Oral Presentation – MCB Retreat 2025

Created on September 05, 2025

2025

Presentation
🕒 9:00 AM – 9:15 AM, September 5, 2025
📍 Heritage Hall, I Hotel & Conference Center
👤 Tianyu Wu (Biophysics)

Precise kinetic parameters are the currency of quantitative gene-regulatory models, yet conventional “bulk” fitting masks the idiosyncratic behaviour of individual promoters. We introduce a Gillespie-based parameter-fitting pipeline that deconvolves this heterogeneity by optimising each promoter within four mechanistically defined classes—unbound (UNB), transcription-factor-only (TFO), SAGA–Mediator–Tup1 (STM), and Rap1-dominated ribosomal-protein (RP) loci—directly against RNAPII dwell-time profiles obtained with high-resolution ChEC-seq2.

For UNB promoters, we impose near-zero occupancy of sequence-specific factors to benchmark basal noise; TFO promoters are constrained by peaks of general regulatory factors (e.g., Reb1/Abf1) plus a single activator such as Gcn4, isolating TF-driven control. STM loci require at least one SAGA core subunit (Spt7 or Ada2) and optionally Mediator Med1 or the Tup1–Cyc8 co-repressor, capturing co-activator-rich regulation. RP genes are distinguished by the canonical Rap1–Fhl1/Ifh1 module that orchestrates ribosome biogenesis.
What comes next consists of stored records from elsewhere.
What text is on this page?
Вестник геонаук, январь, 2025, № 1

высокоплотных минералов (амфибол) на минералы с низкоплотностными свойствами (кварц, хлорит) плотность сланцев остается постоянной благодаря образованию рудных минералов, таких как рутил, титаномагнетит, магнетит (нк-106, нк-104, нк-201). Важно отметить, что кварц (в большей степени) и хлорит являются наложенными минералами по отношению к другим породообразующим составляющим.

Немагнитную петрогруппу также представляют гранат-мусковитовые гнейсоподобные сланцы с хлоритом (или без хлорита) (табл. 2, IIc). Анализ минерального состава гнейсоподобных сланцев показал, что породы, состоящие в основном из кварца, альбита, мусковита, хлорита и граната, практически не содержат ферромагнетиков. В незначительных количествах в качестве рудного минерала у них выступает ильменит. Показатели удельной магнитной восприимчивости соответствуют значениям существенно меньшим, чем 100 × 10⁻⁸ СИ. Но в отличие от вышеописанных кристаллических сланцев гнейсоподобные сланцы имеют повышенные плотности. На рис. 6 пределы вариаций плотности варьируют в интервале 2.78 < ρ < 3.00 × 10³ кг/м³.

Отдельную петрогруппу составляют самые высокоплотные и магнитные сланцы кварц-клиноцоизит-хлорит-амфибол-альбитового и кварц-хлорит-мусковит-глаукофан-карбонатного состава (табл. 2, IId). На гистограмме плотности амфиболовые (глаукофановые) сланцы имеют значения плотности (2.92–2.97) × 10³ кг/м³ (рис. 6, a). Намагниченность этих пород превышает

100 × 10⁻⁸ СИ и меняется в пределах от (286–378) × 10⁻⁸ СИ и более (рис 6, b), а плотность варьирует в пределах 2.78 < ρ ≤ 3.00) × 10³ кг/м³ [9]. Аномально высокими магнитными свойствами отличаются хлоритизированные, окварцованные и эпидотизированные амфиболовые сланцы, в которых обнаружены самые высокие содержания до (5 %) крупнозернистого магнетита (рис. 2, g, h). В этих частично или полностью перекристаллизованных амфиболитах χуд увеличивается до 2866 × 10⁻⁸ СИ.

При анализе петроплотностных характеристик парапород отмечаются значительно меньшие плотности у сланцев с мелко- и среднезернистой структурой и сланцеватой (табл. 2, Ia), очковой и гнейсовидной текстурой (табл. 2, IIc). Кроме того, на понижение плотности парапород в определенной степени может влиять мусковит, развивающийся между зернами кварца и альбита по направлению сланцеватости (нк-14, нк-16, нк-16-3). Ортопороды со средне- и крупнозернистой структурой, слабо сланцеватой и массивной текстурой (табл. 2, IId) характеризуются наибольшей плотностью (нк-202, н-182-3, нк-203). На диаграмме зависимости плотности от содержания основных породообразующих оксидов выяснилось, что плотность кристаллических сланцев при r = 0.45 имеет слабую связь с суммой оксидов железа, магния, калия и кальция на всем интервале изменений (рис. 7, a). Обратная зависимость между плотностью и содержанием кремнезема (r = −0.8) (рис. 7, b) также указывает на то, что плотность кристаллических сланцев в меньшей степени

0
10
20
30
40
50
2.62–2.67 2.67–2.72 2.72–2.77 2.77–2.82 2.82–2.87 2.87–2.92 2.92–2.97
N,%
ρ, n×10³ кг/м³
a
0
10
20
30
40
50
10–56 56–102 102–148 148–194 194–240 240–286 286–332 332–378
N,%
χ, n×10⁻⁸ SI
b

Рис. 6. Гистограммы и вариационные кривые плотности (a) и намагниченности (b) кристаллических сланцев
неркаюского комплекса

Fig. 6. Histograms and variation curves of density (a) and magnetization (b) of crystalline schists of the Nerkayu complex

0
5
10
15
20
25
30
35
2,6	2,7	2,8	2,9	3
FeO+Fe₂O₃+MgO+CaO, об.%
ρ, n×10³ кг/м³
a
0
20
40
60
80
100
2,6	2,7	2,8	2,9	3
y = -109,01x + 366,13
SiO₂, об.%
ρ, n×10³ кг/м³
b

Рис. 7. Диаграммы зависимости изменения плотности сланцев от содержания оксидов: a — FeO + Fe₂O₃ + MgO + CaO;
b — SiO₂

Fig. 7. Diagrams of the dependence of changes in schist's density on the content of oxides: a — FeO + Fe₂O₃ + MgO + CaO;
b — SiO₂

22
An initial coarse- and fine-grid scan seeds a differential-evolution optimiser, refining eight kinetic rate constants per gene. This two-stage search reduces root-mean-square error three-fold relative to grid-only fitting while preserving class-specific kinetic fingerprints. The resulting promoter-resolved parameter set reveals how GRF insulation, co-activator loading, and Rap1 circuitry differentially sculpt initiation and pause-escape dynamics across the metabolic genome.

By delivering a compact, mechanistic input layer for next-generation whole-cell models, our approach bridges sequence-level regulation and systems-scale metabolism, laying the groundwork for predictive simulations of nutrient-responsive growth in Saccharomyces cerevisiae.